Call for Contributions to Notes from the Field: Fall 2025

Notes from the Field, a publication of the TPS Collective, is accepting submissions about teaching and working with primary sources for three series of peer-reviewed blog posts: “Art and Creative Making in Primary Source Instruction,” “Primary Source Kits,” and an Open Call.

These topics are drawn from subjects discussed at the 2025 TPS Fest and Conversations on the TPS Listserv. Grounded in issues your colleagues in the field are exploring, this call is intended to highlight a broad range of voices from all sectors of the TPS community. Please see the calls below for more information.

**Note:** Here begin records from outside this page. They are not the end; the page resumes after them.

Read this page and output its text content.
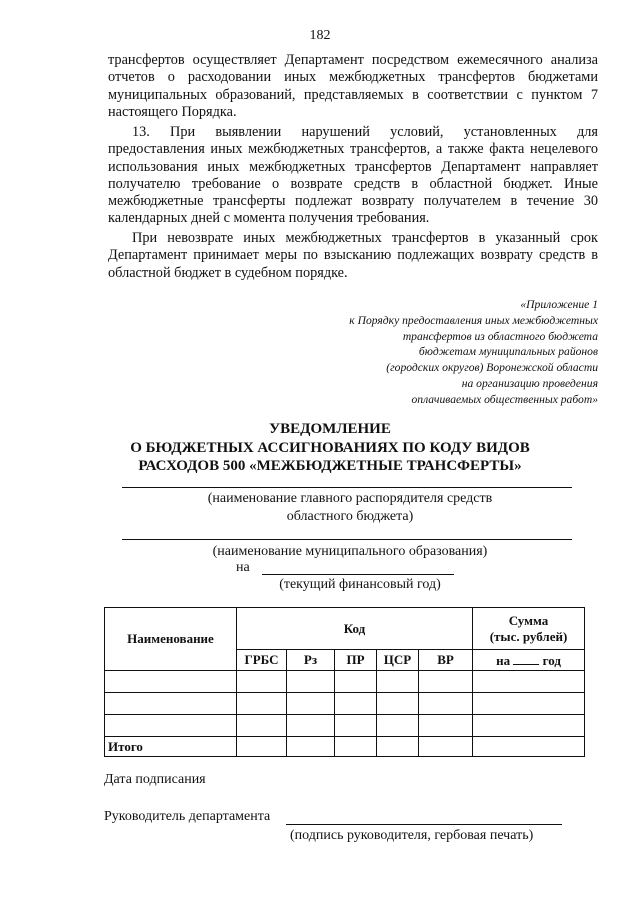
182

трансфертов осуществляет Департамент посредством ежемесячного анализа отчетов о расходовании иных межбюджетных трансфертов бюджетами муниципальных образований, представляемых в соответствии с пунктом 7 настоящего Порядка.

13. При выявлении нарушений условий, установленных для предоставления иных межбюджетных трансфертов, а также факта нецелевого использования иных межбюджетных трансфертов Департамент направляет получателю требование о возврате средств в областной бюджет. Иные межбюджетные трансферты подлежат возврату получателем в течение 30 календарных дней с момента получения требования.

При невозврате иных межбюджетных трансфертов в указанный срок Департамент принимает меры по взысканию подлежащих возврату средств в областной бюджет в судебном порядке.

«Приложение 1
к Порядку предоставления иных межбюджетных
трансфертов из областного бюджета
бюджетам муниципальных районов
(городских округов) Воронежской области
на организацию проведения
оплачиваемых общественных работ»
УВЕДОМЛЕНИЕ
О БЮДЖЕТНЫХ АССИГНОВАНИЯХ ПО КОДУ ВИДОВ
РАСХОДОВ 500 «МЕЖБЮДЖЕТНЫЕ ТРАНСФЕРТЫ»
(наименование главного распорядителя средств
областного бюджета)
(наименование муниципального образования)
на
(текущий финансовый год)
Наименование	Код					Сумма
(тыс. рублей)

	ГРБС	Рз	ПР	ЦСР	ВР	на год

Итого						
Дата подписания
Руководитель департамента
(подпись руководителя, гербовая печать)
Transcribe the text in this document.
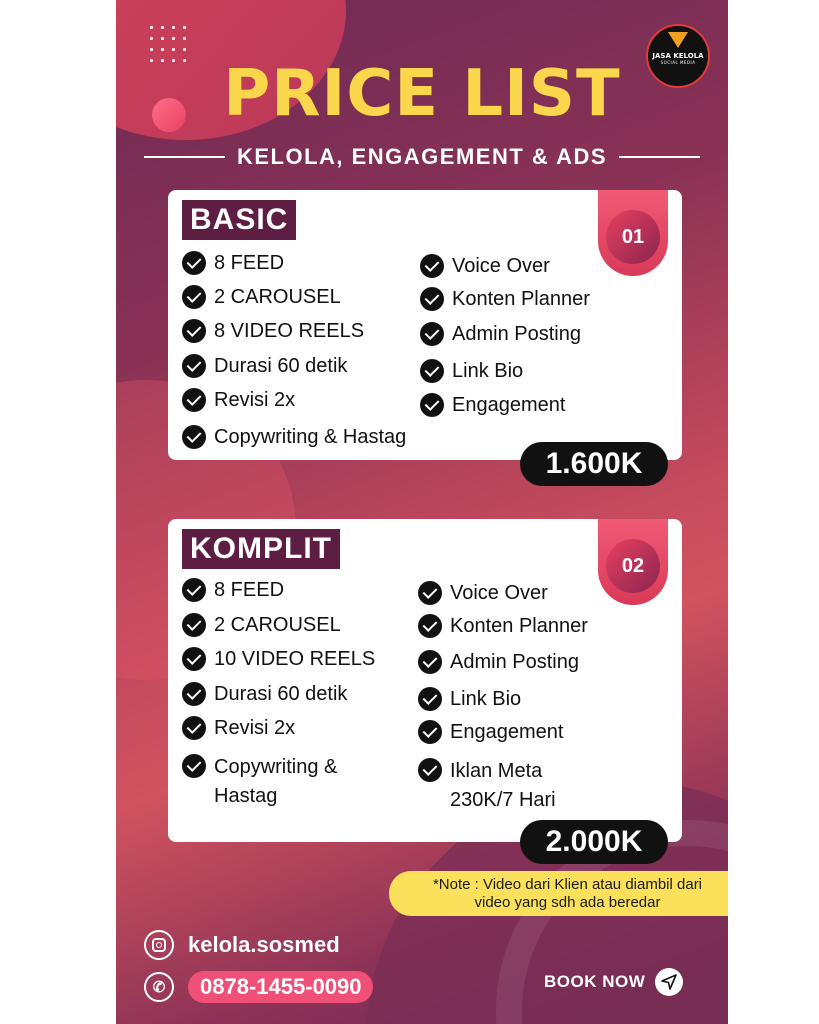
JASA KELOLA
SOCIAL MEDIA
PRICE LIST
KELOLA, ENGAGEMENT & ADS
BASIC
01
8 FEED
2 CAROUSEL
8 VIDEO REELS
Durasi 60 detik
Revisi 2x
Copywriting & Hastag
Voice Over
Konten Planner
Admin Posting
Link Bio
Engagement
1.600K
KOMPLIT
02
8 FEED
2 CAROUSEL
10 VIDEO REELS
Durasi 60 detik
Revisi 2x
Copywriting & Hastag
Voice Over
Konten Planner
Admin Posting
Link Bio
Engagement
Iklan Meta 230K/7 Hari
2.000K
*Note : Video dari Klien atau diambil dari video yang sdh ada beredar
kelola.sosmed
✆	0878-1455-0090	BOOK NOW
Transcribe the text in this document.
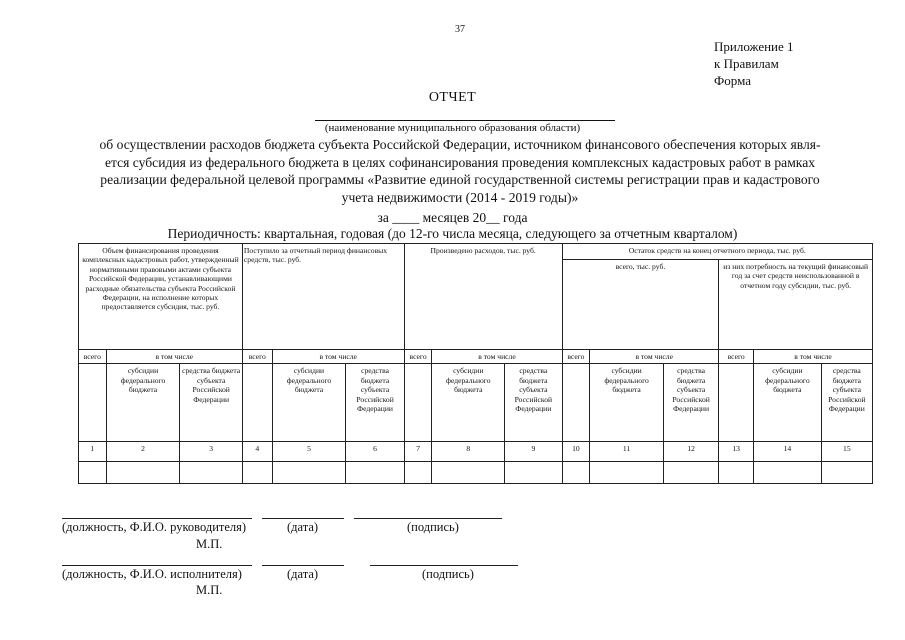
37
Приложение 1
к Правилам
Форма
ОТЧЕТ
(наименование муниципального образования области)
об осуществлении расходов бюджета субъекта Российской Федерации, источником финансового обеспечения которых явля-
ется субсидия из федерального бюджета в целях софинансирования проведения комплексных кадастровых работ в рамках
реализации федеральной целевой программы «Развитие единой государственной системы регистрации прав и кадастрового
учета недвижимости (2014 - 2019 годы)»
за ____ месяцев 20__ года
Периодичность: квартальная, годовая (до 12-го числа месяца, следующего за отчетным кварталом)
Объем финансирования проведения комплексных кадастровых работ, утвержденный нормативными правовыми актами субъекта Российской Федерации, устанавливающими расходные обязательства субъекта Российской Федерации, на исполнение которых предоставляется субсидия, тыс. руб.			Поступило за отчетный период финансовых средств, тыс. руб.			Произведено расходов, тыс. руб.			Остаток средств на конец отчетного периода, тыс. руб.					
									всего, тыс. руб.			из них потребность на текущий финансовый год за счет средств неиспользованной в отчетном году субсидии, тыс. руб.		
всего	в том числе		всего	в том числе		всего	в том числе		всего	в том числе		всего	в том числе	
	субсидии федерального бюджета	средства бюджета субъекта Российской Федерации		субсидии федерального бюджета	средства бюджета субъекта Российской Федерации		субсидии федерального бюджета	средства бюджета субъекта Российской Федерации		субсидии федерального бюджета	средства бюджета субъекта Российской Федерации		субсидии федерального бюджета	средства бюджета субъекта Российской Федерации
1	2	3	4	5	6	7	8	9	10	11	12	13	14	15

(должность, Ф.И.О. руководителя)	(дата)	(подпись)
М.П.
(должность, Ф.И.О. исполнителя)	(дата)	(подпись)
М.П.
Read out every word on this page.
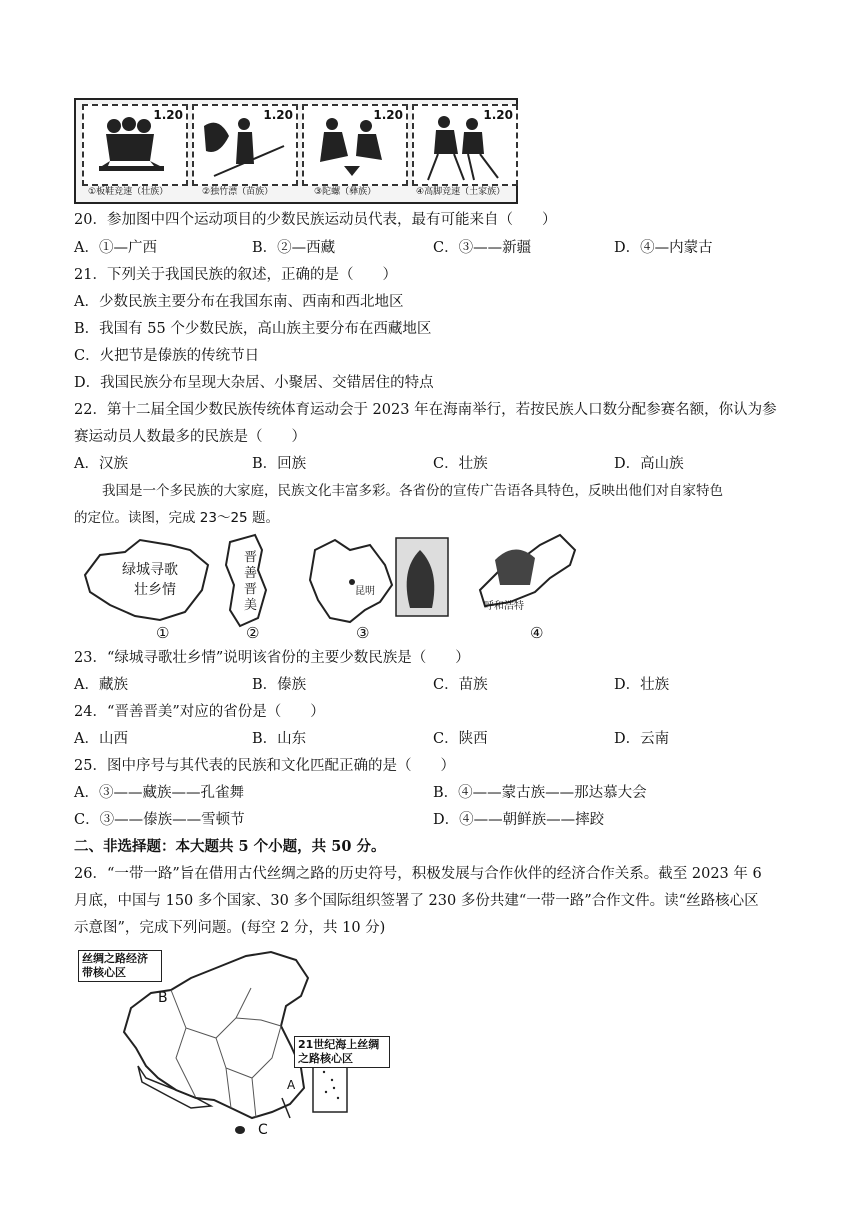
1.20
①板鞋竞速（壮族）
1.20
②独竹漂（苗族）
1.20
③陀螺（彝族）
1.20
④高脚竞速（土家族）
20．参加图中四个运动项目的少数民族运动员代表，最有可能来自（　　）
A．①—广西	B．②—西藏	C．③——新疆	D．④—内蒙古
21．下列关于我国民族的叙述，正确的是（　　）
A．少数民族主要分布在我国东南、西南和西北地区
B．我国有 55 个少数民族，高山族主要分布在西藏地区
C．火把节是傣族的传统节日
D．我国民族分布呈现大杂居、小聚居、交错居住的特点
22．第十二届全国少数民族传统体育运动会于 2023 年在海南举行，若按民族人口数分配参赛名额，你认为参
赛运动员人数最多的民族是（　　）
A．汉族	B．回族	C．壮族	D．高山族
我国是一个多民族的大家庭，民族文化丰富多彩。各省份的宣传广告语各具特色，反映出他们对自家特色
的定位。读图，完成 23～25 题。
绿城寻歌
壮乡情
晋善晋美
昆明
呼和浩特
①	②	③	④
23．“绿城寻歌壮乡情”说明该省份的主要少数民族是（　　）
A．藏族	B．傣族	C．苗族	D．壮族
24．“晋善晋美”对应的省份是（　　）
A．山西	B．山东	C．陕西	D．云南
25．图中序号与其代表的民族和文化匹配正确的是（　　）
A．③——藏族——孔雀舞	B．④——蒙古族——那达慕大会
C．③——傣族——雪顿节	D．④——朝鲜族——摔跤
二、非选择题：本大题共 5 个小题，共 50 分。
26．“一带一路”旨在借用古代丝绸之路的历史符号，积极发展与合作伙伴的经济合作关系。截至 2023 年 6
月底，中国与 150 多个国家、30 多个国际组织签署了 230 多份共建“一带一路”合作文件。读“丝路核心区
示意图”，完成下列问题。(每空 2 分，共 10 分)
丝绸之路经济
带核心区
21世纪海上丝绸
之路核心区
B
A
C
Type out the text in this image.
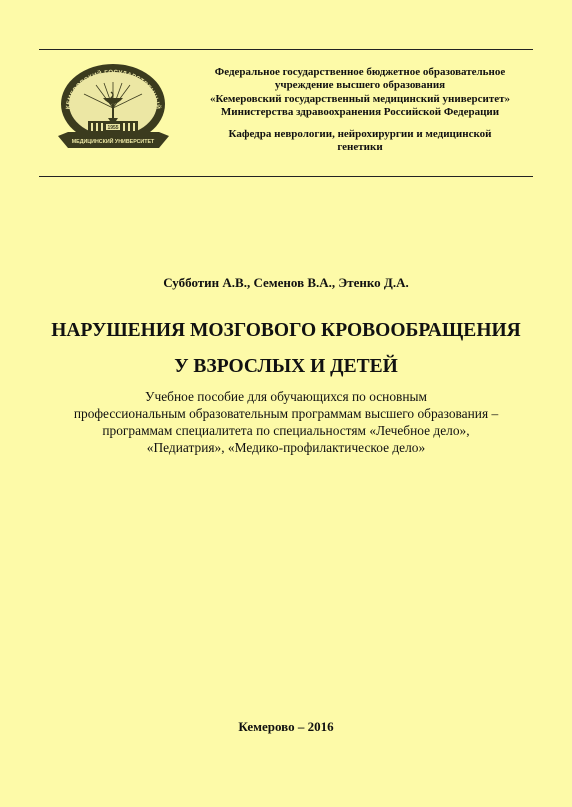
КЕМЕРОВСКИЙ ГОСУДАРСТВЕННЫЙ
1955
МЕДИЦИНСКИЙ УНИВЕРСИТЕТ
Федеральное государственное бюджетное образовательное
учреждение высшего образования
«Кемеровский государственный медицинский университет»
Министерства здравоохранения Российской Федерации
Кафедра неврологии, нейрохирургии и медицинской
генетики
Субботин А.В., Семенов В.А., Этенко Д.А.
НАРУШЕНИЯ МОЗГОВОГО КРОВООБРАЩЕНИЯ
У ВЗРОСЛЫХ И ДЕТЕЙ
Учебное пособие для обучающихся по основным
профессиональным образовательным программам высшего образования –
программам специалитета по специальностям «Лечебное дело»,
«Педиатрия», «Медико-профилактическое дело»
Кемерово – 2016
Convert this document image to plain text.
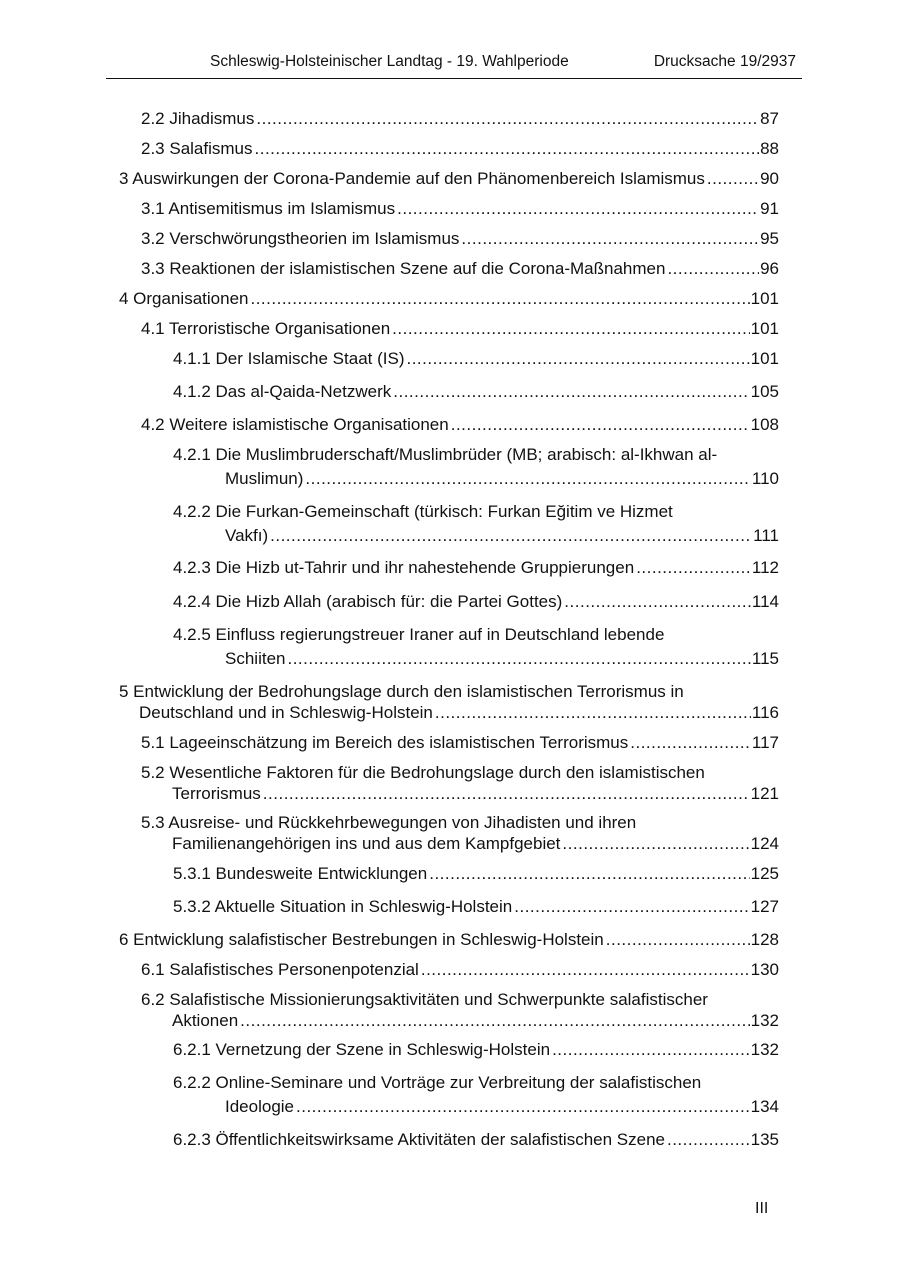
Schleswig-Holsteinischer Landtag - 19. Wahlperiode	Drucksache 19/2937
2.2 Jihadismus .....	87
2.3 Salafismus .....	88
3 Auswirkungen der Corona-Pandemie auf den Phänomenbereich Islamismus .....	90
3.1 Antisemitismus im Islamismus .....	91
3.2 Verschwörungstheorien im Islamismus .....	95
3.3 Reaktionen der islamistischen Szene auf die Corona-Maßnahmen .....	96
4 Organisationen .....	101
4.1 Terroristische Organisationen .....	101
4.1.1 Der Islamische Staat (IS) .....	101
4.1.2 Das al-Qaida-Netzwerk .....	105
4.2 Weitere islamistische Organisationen .....	108
4.2.1 Die Muslimbruderschaft/Muslimbrüder (MB; arabisch: al-Ikhwan al-
Muslimun) .....	110
4.2.2 Die Furkan-Gemeinschaft (türkisch: Furkan Eğitim ve Hizmet
Vakfı) .....	111
4.2.3 Die Hizb ut-Tahrir und ihr nahestehende Gruppierungen .....	112
4.2.4 Die Hizb Allah (arabisch für: die Partei Gottes) .....	114
4.2.5 Einfluss regierungstreuer Iraner auf in Deutschland lebende
Schiiten .....	115
5 Entwicklung der Bedrohungslage durch den islamistischen Terrorismus in
Deutschland und in Schleswig-Holstein .....	116
5.1 Lageeinschätzung im Bereich des islamistischen Terrorismus .....	117
5.2 Wesentliche Faktoren für die Bedrohungslage durch den islamistischen
Terrorismus .....	121
5.3 Ausreise- und Rückkehrbewegungen von Jihadisten und ihren
Familienangehörigen ins und aus dem Kampfgebiet .....	124
5.3.1 Bundesweite Entwicklungen .....	125
5.3.2 Aktuelle Situation in Schleswig-Holstein .....	127
6 Entwicklung salafistischer Bestrebungen in Schleswig-Holstein .....	128
6.1 Salafistisches Personenpotenzial .....	130
6.2 Salafistische Missionierungsaktivitäten und Schwerpunkte salafistischer
Aktionen .....	132
6.2.1 Vernetzung der Szene in Schleswig-Holstein .....	132
6.2.2 Online-Seminare und Vorträge zur Verbreitung der salafistischen
Ideologie .....	134
6.2.3 Öffentlichkeitswirksame Aktivitäten der salafistischen Szene .....	135
III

Art and Creative Making in Primary Source Instruction

Following up on a spectacular session at TPS fest, we want to hear about your experience with integrating art creative making in primary source instruction. Are your students making zines? Are they remixing or crafting creative, visual, or otherwise less conventional outputs than a written worksheet or assignment? For this series, we want to hear about it all. What works, what doesn’t work, or what you hope to explore in the future.

Primary Source Kits

For this series, we want to hear about your experiences with primary source kits, physical, digital, or hybrid. What were the logistics of making such a primary kit (e.g., audience, content, creator, etc.)? What have been the challenges and/or the successes? What are your hopes for the future of these kits? We look forward to hearing your answers to these questions and more to better understand the work being done by our colleagues with this tool for instruction and outreach.

An Open Call!

We are also accepting submissions on topics related to teaching and working with primary sources to be featured in peer-reviewed blog posts. While we ask that contributions fall into either our “Reflective Practice” or “Practical How-To” categories, this fall we are open to reviewing submissions from a range of contexts. Our hope is that this call for miscellaneous submissions will create opportunities for practitioners to submit work that may fall outside our recent thematic calls.


Contributions should be 1000-1200 words and are subject to Notes from the Field’s peer review process.

Posts will be published on a rolling basis beginning in October 2025. Full submission information is available in the Notes from the Field author and peer review guidelines.

Any questions, expressions of interest, or submissions can be sent to the Notes from the Field Lead Editor, Joe Lueck at lueckj@union.edu.

Call for Contributions to Notes from the Field: Spring 2025

Notes from the Field, a publication of the TPS Collective, is accepting submissions about teaching and working with primary sources for three series of peer-reviewed blog posts: “Paleography,” “Teaching with Born-Digital Materials,” and “Artificial Intelligence.”

These series were crowdsourced during the 2024 Notes from the Field TPS Fest session. Grounded in issues your colleagues in the field are exploring, this call is intended to highlight a broad range of voices from all sectors of the TPS community. Please see the calls below for more information.

Series One: Paleography

What tools, lesson plans, and/or activities surrounding teaching paleography and the reading of handwriting do you use? By leaving this call intentionally broad, we look forward to learning about a wide range of your ideas regardless of era (Medieval, Victorian, etc.), language (English, German, non-European languages, etc.), or audience receiving the instruction (K-12, graduate, general public, etc.). 

Series Two: Teaching with Born-Digital Materials

We want to hear about the ways you teach with born-digital materials. Do you introduce them in tandem with analog materials? How do you incorporate born-digital materials into sessions, and what instructional contexts do you use them in? Does teaching with born-digital materials inspires new sorts of collaboration with your colleagues?

Series Three: Artificial Intelligence

In this series, we are interested in the ways emerging AI tools are impacting your instruction experience. Are you incorporating AI into your lesson plans? Are students relying on generative AI to complete assignments? Are you working with faculty partners to differently shape instructional experiences in response to AI? Is it making things easier or more difficult?


Contributions should be 1000-1200 words and are subject to Notes from the Field’s peer review process.

Posts will be published on a rolling basis beginning in April 2025. Full submission information is available in the Notes from the Field author and peer review guidelines.